The bootstrap script along with all files in files/ are rsync’d to the VM first. Then bootstrap is run which does all the little shell maintenance stuff like ensuring services are enabled, installing and configuring things that run on the VM, reloads SystemD, etc. The script ends up being around 500 lines of bash, a dozen or so simple functions that are called in sequence at the end of the script.

If I have a new project to deploy to my single VM I simply create a new config_ function, add it to the script and in most cases create a small bin/deploy shell script in the project’s repository that dumps and imports the docker container to the host.

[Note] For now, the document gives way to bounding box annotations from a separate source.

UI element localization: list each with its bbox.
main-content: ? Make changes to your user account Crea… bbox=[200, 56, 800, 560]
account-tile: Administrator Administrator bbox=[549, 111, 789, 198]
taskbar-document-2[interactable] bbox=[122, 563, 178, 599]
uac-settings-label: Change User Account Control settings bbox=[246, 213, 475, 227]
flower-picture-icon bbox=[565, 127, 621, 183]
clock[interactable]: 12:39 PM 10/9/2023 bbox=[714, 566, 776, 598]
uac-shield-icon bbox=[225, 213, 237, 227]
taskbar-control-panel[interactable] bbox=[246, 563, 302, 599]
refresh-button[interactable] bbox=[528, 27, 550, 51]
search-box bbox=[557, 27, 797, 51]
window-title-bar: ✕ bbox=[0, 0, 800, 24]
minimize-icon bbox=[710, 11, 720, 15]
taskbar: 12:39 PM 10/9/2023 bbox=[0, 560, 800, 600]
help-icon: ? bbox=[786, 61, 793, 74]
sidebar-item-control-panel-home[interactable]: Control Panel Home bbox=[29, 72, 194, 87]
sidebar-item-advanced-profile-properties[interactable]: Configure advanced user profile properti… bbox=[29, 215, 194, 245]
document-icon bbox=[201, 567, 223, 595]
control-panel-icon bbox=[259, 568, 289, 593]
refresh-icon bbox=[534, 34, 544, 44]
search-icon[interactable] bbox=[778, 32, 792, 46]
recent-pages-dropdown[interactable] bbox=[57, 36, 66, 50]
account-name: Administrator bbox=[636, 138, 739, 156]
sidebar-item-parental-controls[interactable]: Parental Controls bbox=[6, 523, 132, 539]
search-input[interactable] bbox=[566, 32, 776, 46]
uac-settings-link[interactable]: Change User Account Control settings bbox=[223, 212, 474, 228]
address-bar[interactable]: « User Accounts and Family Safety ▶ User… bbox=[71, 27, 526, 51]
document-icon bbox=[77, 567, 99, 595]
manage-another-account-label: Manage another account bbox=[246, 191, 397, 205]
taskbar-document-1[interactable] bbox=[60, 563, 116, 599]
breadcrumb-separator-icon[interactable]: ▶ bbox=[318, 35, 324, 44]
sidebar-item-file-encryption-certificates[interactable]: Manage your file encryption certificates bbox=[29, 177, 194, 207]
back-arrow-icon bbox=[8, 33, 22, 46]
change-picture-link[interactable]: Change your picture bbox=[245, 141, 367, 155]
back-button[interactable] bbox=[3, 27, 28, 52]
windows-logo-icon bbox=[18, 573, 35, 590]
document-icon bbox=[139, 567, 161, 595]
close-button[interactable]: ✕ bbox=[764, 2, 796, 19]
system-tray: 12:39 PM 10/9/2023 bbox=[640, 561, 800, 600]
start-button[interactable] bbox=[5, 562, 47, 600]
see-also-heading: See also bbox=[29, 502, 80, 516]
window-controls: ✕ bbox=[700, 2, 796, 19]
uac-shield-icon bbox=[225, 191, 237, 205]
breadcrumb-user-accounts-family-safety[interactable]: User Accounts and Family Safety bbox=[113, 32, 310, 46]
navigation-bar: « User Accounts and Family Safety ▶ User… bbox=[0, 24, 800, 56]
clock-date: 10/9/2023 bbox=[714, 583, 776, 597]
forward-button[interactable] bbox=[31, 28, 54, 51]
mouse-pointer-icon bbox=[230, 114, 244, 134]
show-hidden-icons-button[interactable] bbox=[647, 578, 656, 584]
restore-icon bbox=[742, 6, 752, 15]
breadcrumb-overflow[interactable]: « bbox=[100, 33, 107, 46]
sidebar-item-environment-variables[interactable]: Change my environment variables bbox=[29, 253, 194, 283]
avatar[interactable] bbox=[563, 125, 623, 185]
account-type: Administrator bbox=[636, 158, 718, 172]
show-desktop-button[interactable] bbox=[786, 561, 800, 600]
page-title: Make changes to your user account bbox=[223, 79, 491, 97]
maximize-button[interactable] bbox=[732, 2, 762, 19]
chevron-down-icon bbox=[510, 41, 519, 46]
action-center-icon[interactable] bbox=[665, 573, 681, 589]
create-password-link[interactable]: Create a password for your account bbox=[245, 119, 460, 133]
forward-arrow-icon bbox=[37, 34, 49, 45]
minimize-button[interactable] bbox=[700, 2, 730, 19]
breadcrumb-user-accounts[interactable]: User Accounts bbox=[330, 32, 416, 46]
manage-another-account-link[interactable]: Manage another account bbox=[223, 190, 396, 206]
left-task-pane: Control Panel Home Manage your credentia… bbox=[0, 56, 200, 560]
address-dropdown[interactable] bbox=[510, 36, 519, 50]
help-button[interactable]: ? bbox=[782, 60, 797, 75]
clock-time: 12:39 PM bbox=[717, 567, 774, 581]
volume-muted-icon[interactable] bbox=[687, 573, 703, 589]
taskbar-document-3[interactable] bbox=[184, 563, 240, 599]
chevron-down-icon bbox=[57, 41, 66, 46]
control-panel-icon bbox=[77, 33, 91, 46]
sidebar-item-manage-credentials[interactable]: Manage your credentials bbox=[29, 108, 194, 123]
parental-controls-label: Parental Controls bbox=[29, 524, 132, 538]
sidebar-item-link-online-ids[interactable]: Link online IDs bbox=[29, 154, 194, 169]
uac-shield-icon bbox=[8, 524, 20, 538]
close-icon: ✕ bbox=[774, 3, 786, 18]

Using Docker and a single VM for side-projects

There is no Docker container orchestration in this setup, just a bunch of Systemd unit files for starting Docker containers with Caddy configurations to route traffic to them. I do however not run everything in Docker, on the VM I run the following services:

Prometheus for collecting node metrics and for scraping application metrics
Grafana for dashboarding
Self-hosted GoatCounter for web stats

Rebuilding my single VM from scratch

This is something that is important as you don’t want to create a “snowflake” that will be impossible to recreate. To make this work in Terraform I maintain a list of servers and an “active server”.

locals {
  servers       = ["lisa", "bart"]
  active_server = "lisa"
}

I can add a new server to the list to create a new one, and then switch the active to the new one I created which points all of the service DNS entries to it.